The hearing resumed a short time later, with the committee advancing the bill to a vote next week in the full Senate. Assembly Speaker Vincent Prieto has not yet scheduled votes in his chamber, holding out for a bill that does not allow the state to break police, firefighter and other public employee contracts.
The state takeover would strip Atlantic City of most of its power and would give the state the right to break contracts, dissolve agencies and sell off city assets and land. The senate committee on Thursday also advanced a bill that would let the casinos make payments in lieu of taxes in return for not filing tax appeals with the city.
The state would hold hostage tens of millions of dollars in state aid until Atlantic City adopts a fiscal austerity plan that the state considers acceptable.
Moody's says Atlantic City will run out of money in the next few weeks if the two measures aren't approved.

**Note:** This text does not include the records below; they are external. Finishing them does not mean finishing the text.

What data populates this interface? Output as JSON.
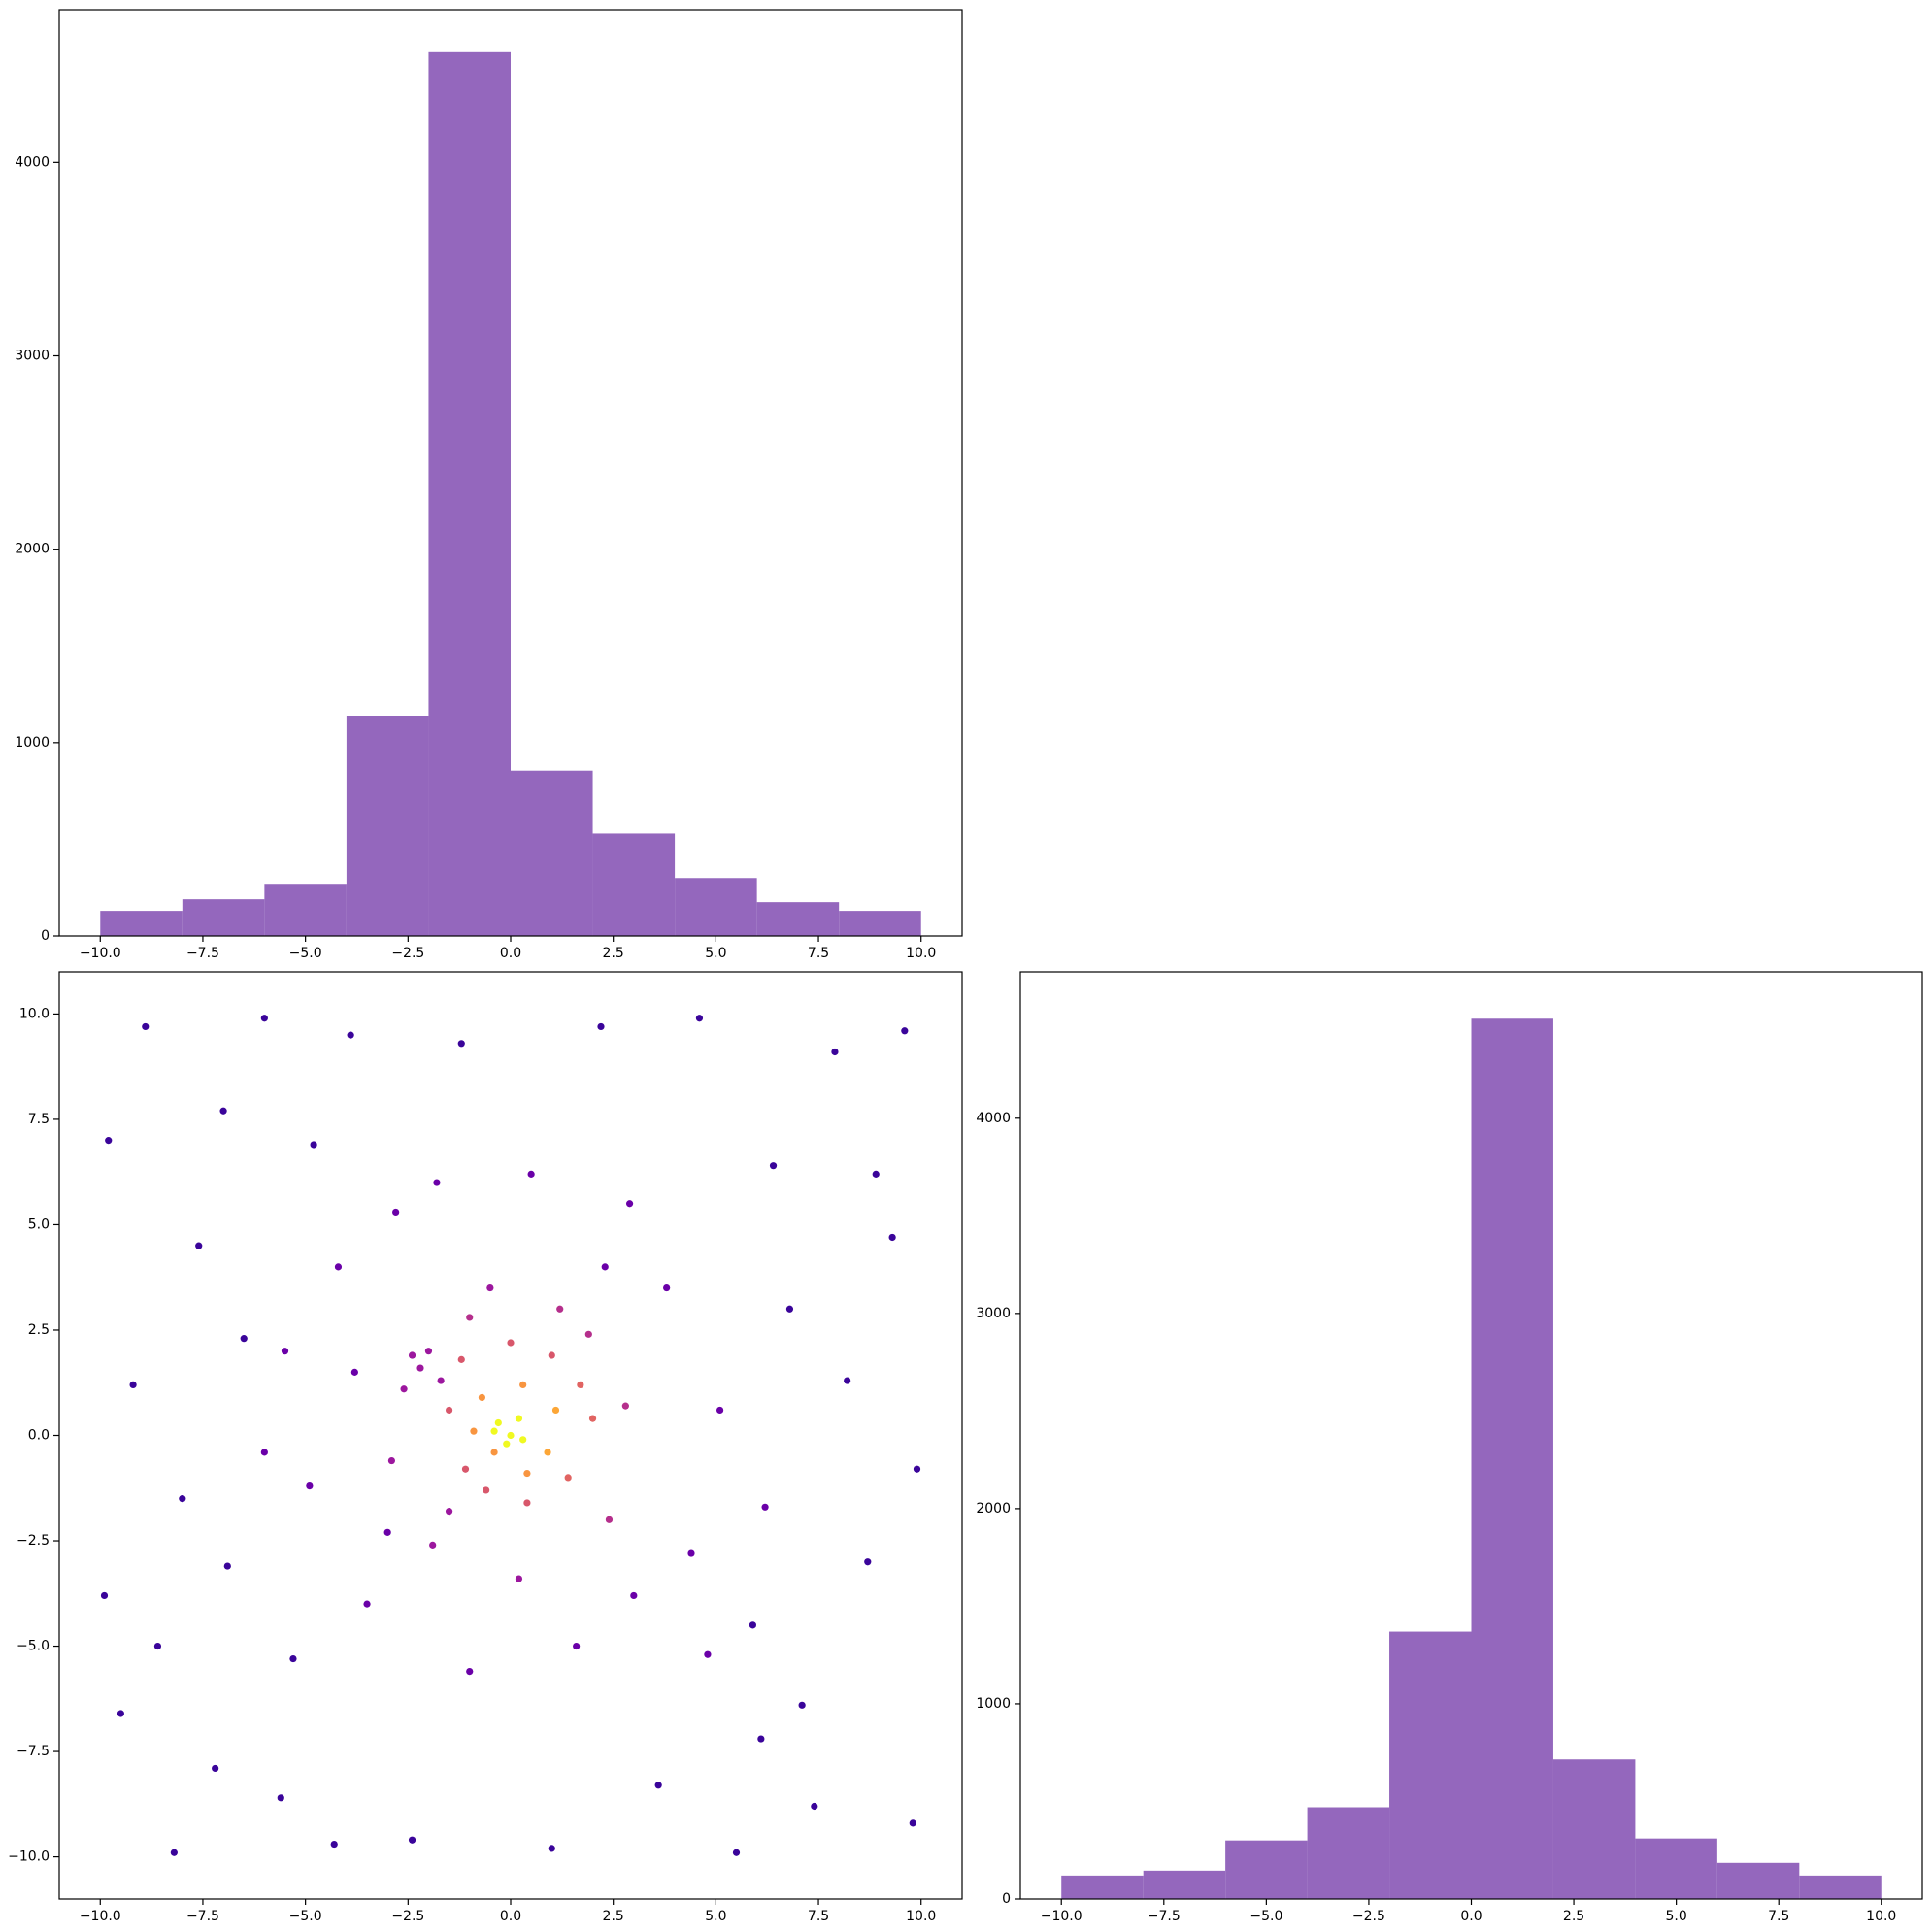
{
  "chart_data": [
    {
      "type": "histogram",
      "color": "#9467bd",
      "bins": [
        -10,
        -8,
        -6,
        -4,
        -2,
        0,
        2,
        4,
        6,
        8,
        10
      ],
      "counts": [
        130,
        190,
        265,
        1135,
        4570,
        855,
        530,
        300,
        175,
        130
      ],
      "xlim": [
        -11,
        11
      ],
      "ylim": [
        0,
        4790
      ],
      "xticks": [
        {
          "value": -10,
          "label": "−10.0"
        },
        {
          "value": -7.5,
          "label": "−7.5"
        },
        {
          "value": -5,
          "label": "−5.0"
        },
        {
          "value": -2.5,
          "label": "−2.5"
        },
        {
          "value": 0,
          "label": "0.0"
        },
        {
          "value": 2.5,
          "label": "2.5"
        },
        {
          "value": 5,
          "label": "5.0"
        },
        {
          "value": 7.5,
          "label": "7.5"
        },
        {
          "value": 10,
          "label": "10.0"
        }
      ],
      "yticks": [
        0,
        1000,
        2000,
        3000,
        4000
      ]
    },
    {
      "type": "scatter",
      "x": [
        -9.8,
        -9.5,
        -8.9,
        -8.2,
        -7.6,
        -6.9,
        -6.0,
        -5.6,
        -4.8,
        -4.3,
        -9.2,
        -8.0,
        -7.2,
        -6.5,
        -5.3,
        4.6,
        5.5,
        6.4,
        7.1,
        7.9,
        8.7,
        9.3,
        9.8,
        8.2,
        7.4,
        6.8,
        5.9,
        9.6,
        9.9,
        -9.9,
        -3.9,
        -2.4,
        2.2,
        1.0,
        3.6,
        -1.2,
        8.9,
        -8.6,
        6.1,
        -7.0,
        -4.2,
        -3.5,
        3.8,
        4.4,
        -2.8,
        2.9,
        -4.9,
        5.1,
        -1.0,
        1.6,
        -5.5,
        4.8,
        -3.0,
        3.0,
        0.5,
        -1.8,
        -6.0,
        6.2,
        2.3,
        -3.8,
        -2.2,
        -2.6,
        -2.0,
        -1.7,
        -2.4,
        -1.0,
        1.9,
        -1.9,
        2.4,
        0.2,
        -2.9,
        2.8,
        -0.5,
        1.2,
        -1.5,
        -1.2,
        0.0,
        1.0,
        -1.5,
        -1.1,
        1.4,
        0.4,
        2.0,
        -0.6,
        1.7,
        -0.7,
        0.3,
        -0.9,
        0.9,
        0.4,
        -0.4,
        1.1,
        -0.3,
        0.0,
        0.2,
        -0.1,
        0.3,
        -0.4
      ],
      "y": [
        7.0,
        -6.6,
        9.7,
        -9.9,
        4.5,
        -3.1,
        9.9,
        -8.6,
        6.9,
        -9.7,
        1.2,
        -1.5,
        -7.9,
        2.3,
        -5.3,
        9.9,
        -9.9,
        6.4,
        -6.4,
        9.1,
        -3.0,
        4.7,
        -9.2,
        1.3,
        -8.8,
        3.0,
        -4.5,
        9.6,
        -0.8,
        -3.8,
        9.5,
        -9.6,
        9.7,
        -9.8,
        -8.3,
        9.3,
        6.2,
        -5.0,
        -7.2,
        7.7,
        4.0,
        -4.0,
        3.5,
        -2.8,
        5.3,
        5.5,
        -1.2,
        0.6,
        -5.6,
        -5.0,
        2.0,
        -5.2,
        -2.3,
        -3.8,
        6.2,
        6.0,
        -0.4,
        -1.7,
        4.0,
        1.5,
        1.6,
        1.1,
        2.0,
        1.3,
        1.9,
        2.8,
        2.4,
        -2.6,
        -2.0,
        -3.4,
        -0.6,
        0.7,
        3.5,
        3.0,
        -1.8,
        1.8,
        2.2,
        1.9,
        0.6,
        -0.8,
        -1.0,
        -1.6,
        0.4,
        -1.3,
        1.2,
        0.9,
        1.2,
        0.1,
        -0.4,
        -0.9,
        -0.4,
        0.6,
        0.3,
        0.0,
        0.4,
        -0.2,
        -0.1,
        0.1
      ],
      "colors": [
        "#3a049a",
        "#3a049a",
        "#3a049a",
        "#3a049a",
        "#3a049a",
        "#3a049a",
        "#3a049a",
        "#3a049a",
        "#3a049a",
        "#3a049a",
        "#3a049a",
        "#3a049a",
        "#3a049a",
        "#3a049a",
        "#3a049a",
        "#3a049a",
        "#3a049a",
        "#3a049a",
        "#3a049a",
        "#3a049a",
        "#3a049a",
        "#3a049a",
        "#3a049a",
        "#3a049a",
        "#3a049a",
        "#3a049a",
        "#3a049a",
        "#3a049a",
        "#3a049a",
        "#3a049a",
        "#3a049a",
        "#3a049a",
        "#3a049a",
        "#3a049a",
        "#3a049a",
        "#3a049a",
        "#3a049a",
        "#3a049a",
        "#3a049a",
        "#3a049a",
        "#6a00a8",
        "#6a00a8",
        "#6a00a8",
        "#6a00a8",
        "#6a00a8",
        "#6a00a8",
        "#6a00a8",
        "#6a00a8",
        "#6a00a8",
        "#6a00a8",
        "#6a00a8",
        "#6a00a8",
        "#6a00a8",
        "#6a00a8",
        "#6a00a8",
        "#6a00a8",
        "#6a00a8",
        "#6a00a8",
        "#6a00a8",
        "#6a00a8",
        "#9c179e",
        "#9c179e",
        "#9c179e",
        "#9c179e",
        "#9c179e",
        "#b52f8c",
        "#b52f8c",
        "#9c179e",
        "#b52f8c",
        "#9c179e",
        "#9c179e",
        "#b52f8c",
        "#9c179e",
        "#b52f8c",
        "#9c179e",
        "#d8576b",
        "#d8576b",
        "#d8576b",
        "#d8576b",
        "#d8576b",
        "#e16462",
        "#d8576b",
        "#e16462",
        "#d8576b",
        "#e16462",
        "#f89540",
        "#f89540",
        "#f89540",
        "#fca636",
        "#f89540",
        "#f89540",
        "#fca636",
        "#f0f921",
        "#f0f921",
        "#f0f921",
        "#f0f921",
        "#f0f921",
        "#f0f921"
      ],
      "xlim": [
        -11,
        11
      ],
      "ylim": [
        -11,
        11
      ],
      "xticks": [
        {
          "value": -10,
          "label": "−10.0"
        },
        {
          "value": -7.5,
          "label": "−7.5"
        },
        {
          "value": -5,
          "label": "−5.0"
        },
        {
          "value": -2.5,
          "label": "−2.5"
        },
        {
          "value": 0,
          "label": "0.0"
        },
        {
          "value": 2.5,
          "label": "2.5"
        },
        {
          "value": 5,
          "label": "5.0"
        },
        {
          "value": 7.5,
          "label": "7.5"
        },
        {
          "value": 10,
          "label": "10.0"
        }
      ],
      "yticks": [
        {
          "value": -10,
          "label": "−10.0"
        },
        {
          "value": -7.5,
          "label": "−7.5"
        },
        {
          "value": -5,
          "label": "−5.0"
        },
        {
          "value": -2.5,
          "label": "−2.5"
        },
        {
          "value": 0,
          "label": "0.0"
        },
        {
          "value": 2.5,
          "label": "2.5"
        },
        {
          "value": 5,
          "label": "5.0"
        },
        {
          "value": 7.5,
          "label": "7.5"
        },
        {
          "value": 10,
          "label": "10.0"
        }
      ]
    },
    {
      "type": "histogram",
      "color": "#9467bd",
      "bins": [
        -10,
        -8,
        -6,
        -4,
        -2,
        0,
        2,
        4,
        6,
        8,
        10
      ],
      "counts": [
        120,
        145,
        300,
        470,
        1370,
        4510,
        715,
        310,
        185,
        120
      ],
      "xlim": [
        -11,
        11
      ],
      "ylim": [
        0,
        4750
      ],
      "xticks": [
        {
          "value": -10,
          "label": "−10.0"
        },
        {
          "value": -7.5,
          "label": "−7.5"
        },
        {
          "value": -5,
          "label": "−5.0"
        },
        {
          "value": -2.5,
          "label": "−2.5"
        },
        {
          "value": 0,
          "label": "0.0"
        },
        {
          "value": 2.5,
          "label": "2.5"
        },
        {
          "value": 5,
          "label": "5.0"
        },
        {
          "value": 7.5,
          "label": "7.5"
        },
        {
          "value": 10,
          "label": "10.0"
        }
      ],
      "yticks": [
        0,
        1000,
        2000,
        3000,
        4000
      ]
    }
  ]
}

Before the protesters began chanting, Young objected to the takeover plan, which would give the state vast authority over Atlantic City's finances and take away most of its decision-making power.
"For you to take away our rights, if President Barack Obama did this to the state of New Jersey, there would be a civil war," Young said. "That's how we feel. We're at war against what what's going on here."
Mayor Don Guardian called the takeover bill a "one-sided surrender of our responsibilities as local leaders to the governor and his administration. It deprives the residents of Atlantic City of even the most modest elements of self-government."
The mayor also warned that the seaside gambling resort moves closer to bankruptcy each day that state officials refuse to help it.
Republican Gov. Chris Christie and Steve Sweeney, the Democratic president of the Senate, support the takeover, saying Atlantic City needs to do more to tame its finances. Guardian, a Republican, says his administration cut $25 million from last year's budget and will cut the same amount this year while acknowledging more needs to be done.
The city's finances have spiraled downward over the last decade as its casino industry cratered; four of its 12 casinos shut down in 2014, and Atlantic City's casino revenue has plunged from $5.2 billion in 2006 to $2.56 billion last year.